The global alliance between French carmaker Renault and Nissan could be unraveling, according to a new report.
Last month, Fiat Chrysler proposed a merger to Renault. The proposal caught the automotive world off guard, and no more so than Japanese carmaker Nissan. As part of the global Renault-Nissan-Mitsubishi alliance, Nissan was obviously concerned on what FCA’s inclusion into the alliance would entail and what voice they would have in the new order after their shares in Renault were watered-down post-merger.
For these reasons, Nissan abstained from the vote that would have seen FCA and Renault merge. Concerned that this abstention signaled Nissan’s disapproval, France--which owns shares in Renault--also declined to provide their support. Exhausted by a voting deadlock that seemed to be going nowhere, FCA walked away from the table rather than continue negotiations.

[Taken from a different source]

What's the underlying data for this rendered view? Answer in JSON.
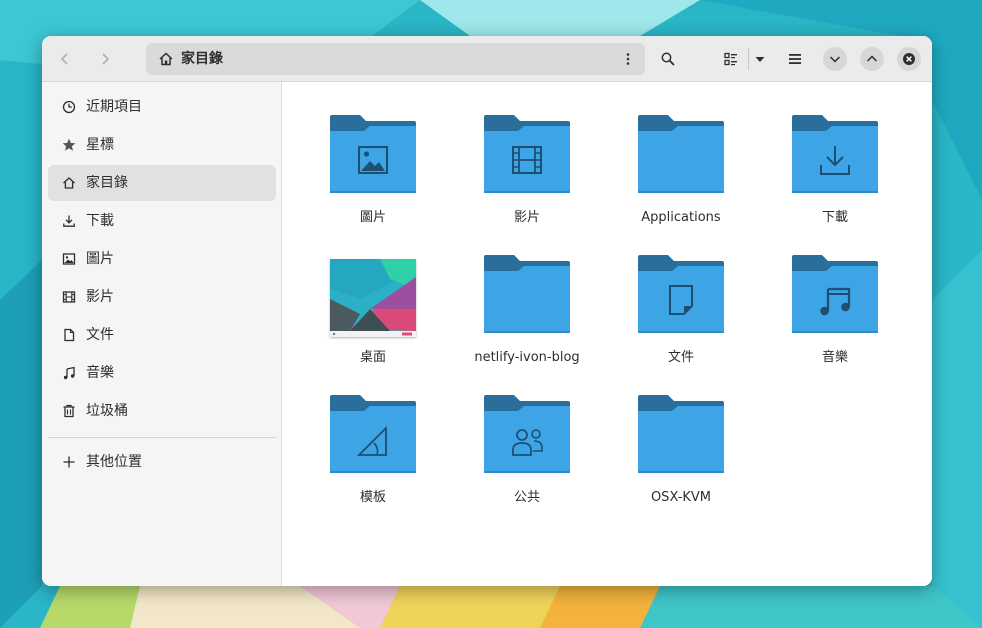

France might have been blamed publicly for the merger’s failure, but Renault secretly seemed to blame Nissan. An earlier report this month revealed that Renault stymied an attempt to reform Nissan’s corporate structure that would have made it harder for another Carlos Ghosn to illegally siphon company funds. Restructuring votes would require a 2/3rds majority to pass, and Renault owns 43% of Nissan’s shares.
As it seems counterproductive for anyone to vote against reforms to prevent corporate fraud, Nissan took it as deliberate retaliation for their lack of support for the FCA merger.
And now we’re being told that the alliance between Renault and Nissan might be coming to an end. The Financial Times quotes sources within both companies that says the CEO office that oversees the day-to-day operations of the alliance are being dismantled, while other shared alliance departments such as light commercial vehicles, sales, and marketing are seeing huge layoffs.
According to the report, some alliance functions are "slated for closure, while others are simply ignored."
So far, Nissan and Renault haven’t offered any comment, but the writing is on the wall.